Malinferno was stunned, and stared at Job, who appeared to have come back from the dead. It was Jed who broke the deadlock.

‘What you doing here? And who are you, anyway?’

Doll emerged from the wings to settle the impasse.

‘Jed, this is Mr Malinferno. He has been to see the rehearsals, don’t you recall?’

Jed waved a dismissive hand. ‘Ahhh. I don’t have time to look out beyond the proscenium arch. I’m too busy backstage.’

Malinferno couldn’t help himself, and threw out an accusation: ‘Setting up traps to kill innocent actors?’

Lawless gaped at Malinferno, and then he barked out a derisive laugh. ‘You don’t think I did for him, do you?’

Doll added her voice to Malinferno’s. ‘You did say you would kill him before he killed you.’

The diminutive stage-hand frowned. ‘Did I? When?’

‘When you cast that slur on his masculinity, Jed.’

‘Oh, that. You mean when I called him a backgammon player and a molly.’ Lawless was unperturbed. ‘That was just talk. But if you think his murder has to do with his private proclivities, you should look at that Bankes fellow. Him what put up all that money, and got Stanley the part.’

It was Malinferno’s turn to frown.

‘William Bankes, the MP? What has he to do with Morton Stanley?’

‘I don’t know if he is a Member of Parliament or not.

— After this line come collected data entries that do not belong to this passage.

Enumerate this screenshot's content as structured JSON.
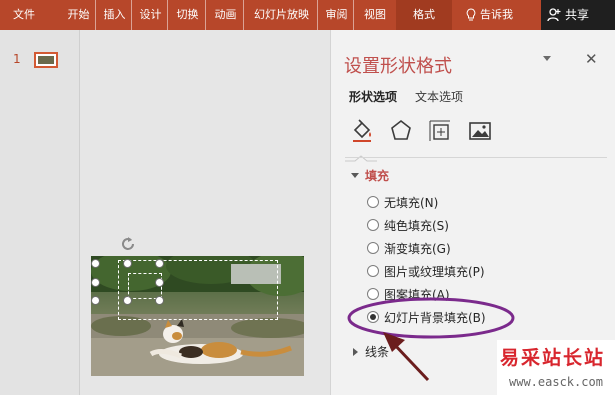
{
  "ribbon": {
    "tabs": [
      {
        "label": "文件"
      },
      {
        "label": "开始"
      },
      {
        "label": "插入"
      },
      {
        "label": "设计"
      },
      {
        "label": "切换"
      },
      {
        "label": "动画"
      },
      {
        "label": "幻灯片放映"
      },
      {
        "label": "审阅"
      },
      {
        "label": "视图"
      },
      {
        "label": "格式"
      }
    ],
    "active_tab": "格式",
    "tell_me": "告诉我",
    "share": "共享",
    "color": "#b7472a"
  },
  "thumbnails": {
    "slide_number": "1"
  },
  "format_pane": {
    "title": "设置形状格式",
    "tabs": [
      {
        "label": "形状选项",
        "active": true
      },
      {
        "label": "文本选项",
        "active": false
      }
    ],
    "icon_buttons": [
      "fill-line-icon",
      "effects-pentagon-icon",
      "size-properties-icon",
      "picture-icon"
    ],
    "fill_section": {
      "label": "填充",
      "expanded": true,
      "options": [
        {
          "label": "无填充(N)",
          "checked": false
        },
        {
          "label": "纯色填充(S)",
          "checked": false
        },
        {
          "label": "渐变填充(G)",
          "checked": false
        },
        {
          "label": "图片或纹理填充(P)",
          "checked": false
        },
        {
          "label": "图案填充(A)",
          "checked": false
        },
        {
          "label": "幻灯片背景填充(B)",
          "checked": true
        }
      ]
    },
    "line_section": {
      "label": "线条",
      "expanded": false
    },
    "accent_color": "#c0504d"
  },
  "annotation": {
    "ellipse_color": "#7b2a8c",
    "arrow_color": "#6b1d1d"
  },
  "watermark": {
    "title": "易采站长站",
    "url": "www.easck.com"
  }
}
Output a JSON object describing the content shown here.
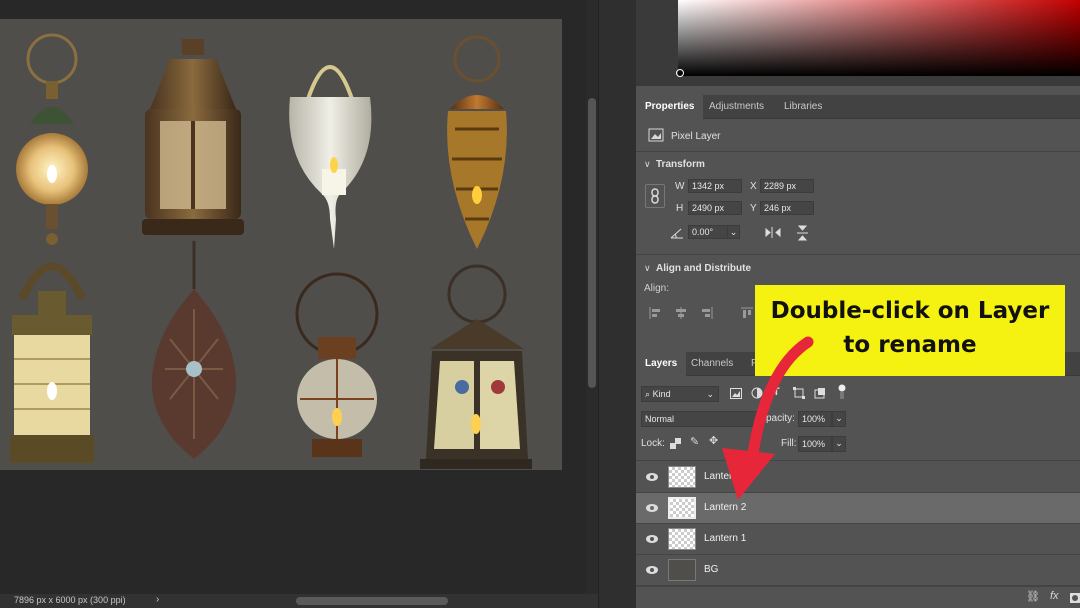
{
  "status": {
    "doc_info": "7896 px x 6000 px (300 ppi)",
    "arrow": "›"
  },
  "properties": {
    "tabs": [
      "Properties",
      "Adjustments",
      "Libraries"
    ],
    "layer_type": "Pixel Layer",
    "transform": {
      "title": "Transform",
      "w_label": "W",
      "w": "1342 px",
      "x_label": "X",
      "x": "2289 px",
      "h_label": "H",
      "h": "2490 px",
      "y_label": "Y",
      "y": "246 px",
      "angle": "0.00°"
    },
    "align": {
      "title": "Align and Distribute",
      "label": "Align:"
    }
  },
  "layers": {
    "tabs": [
      "Layers",
      "Channels",
      "P"
    ],
    "filter_kind": "Kind",
    "blend_mode": "Normal",
    "opacity_label": "pacity:",
    "opacity": "100%",
    "lock_label": "Lock:",
    "fill_label": "Fill:",
    "fill": "100%",
    "items": [
      {
        "name": "Lanter",
        "selected": false
      },
      {
        "name": "Lantern 2",
        "selected": true
      },
      {
        "name": "Lantern 1",
        "selected": false
      },
      {
        "name": "BG",
        "selected": false
      }
    ],
    "footer_fx": "fx"
  },
  "callout": {
    "line1": "Double-click on Layer",
    "line2": "to rename",
    "color": "#f5f110"
  },
  "arrow_color": "#e8263a"
}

What I do know is that him and the molly-man was close friends.’ He winked. ‘Very close friends, if you take my meaning.’

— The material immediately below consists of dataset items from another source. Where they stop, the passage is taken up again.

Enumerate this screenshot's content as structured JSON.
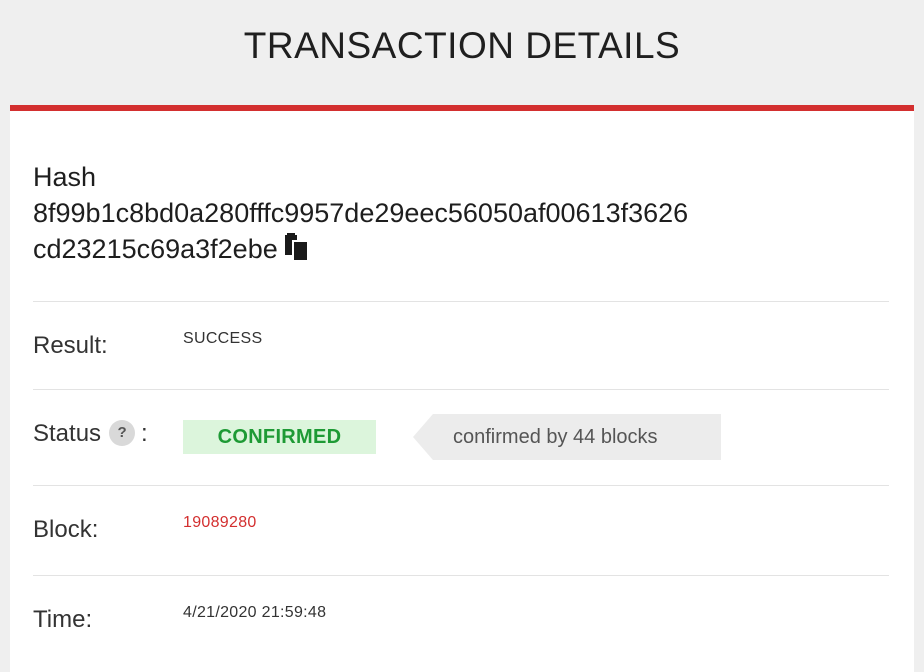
{
  "header": {
    "title": "TRANSACTION DETAILS"
  },
  "hash": {
    "label": "Hash",
    "line1": "8f99b1c8bd0a280fffc9957de29eec56050af00613f3626",
    "line2": "cd23215c69a3f2ebe",
    "copy_icon": "copy-icon"
  },
  "result": {
    "label": "Result:",
    "value": "SUCCESS"
  },
  "status": {
    "label": "Status",
    "help_icon_text": "?",
    "colon": ":",
    "badge": "CONFIRMED",
    "badge_color": "#1e9a35",
    "tooltip": "confirmed by 44 blocks"
  },
  "block": {
    "label": "Block:",
    "value": "19089280",
    "value_color": "#d32f2f"
  },
  "time": {
    "label": "Time:",
    "value": "4/21/2020 21:59:48"
  },
  "colors": {
    "accent": "#d32f2f",
    "background": "#efefef"
  }
}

Malinferno suddenly recalled the frosty atmosphere at an earlier rehearsal between Bankes and Stanley. The actor had deliberately snubbed Bankes. Was that the start of a row that had led to murder?

Lawless turned his back and proffered a hand to Job, who was still on the floor. The old man was having difficulty getting back to his feet, though apparently not having been murdered at all. When Doll asked what they were up to, Jed explained that he wanted to find out what had been done with the counterweight and the fatal rope. Job had been lying where Stanley had been in order to see up into the flies. The old boy turned to Lawless, and pointed upwards as if to God.

‘You were right, Jed, the pulleys have been moved.’

Jed snapped his fingers. ‘I knew it. And the counterweight reversed.’

Malinferno was puzzled. ‘Reversed?’

Lawless snorted at Malinferno’s ignorance of matters theatrical. ‘The sack should have been in the wings, and the other end hooked onto the actor, who would have been onstage. That’s how the flying rig works. We manipulate the weight in the wings and make the actor rise or descend onstage. The weight should never have been above the stage, so someone deliberately put it there, if you ask me.’

Job pointed at the chalked cross drawn on the stage.

‘Right above where Stanley was due to hit his mark.’

Doll stared at the scuffed mark, and felt a chill run down her spine. She clutched at Joe’s arm.

‘Come on, Joe. We won’t get any further standing here.’

‘But-’ Malinferno wanted to share his suspicions of William Bankes, but Doll was determined to go.

‘Come on!’

She dragged the puzzled Malinferno off the stage, leaving Jed Lawless to sort out his tangled web of ropes and pulleys. As they retraced their steps along the dark corridor leading to the stage door, Malinferno asked her what the hurry was, bursting with his new idea.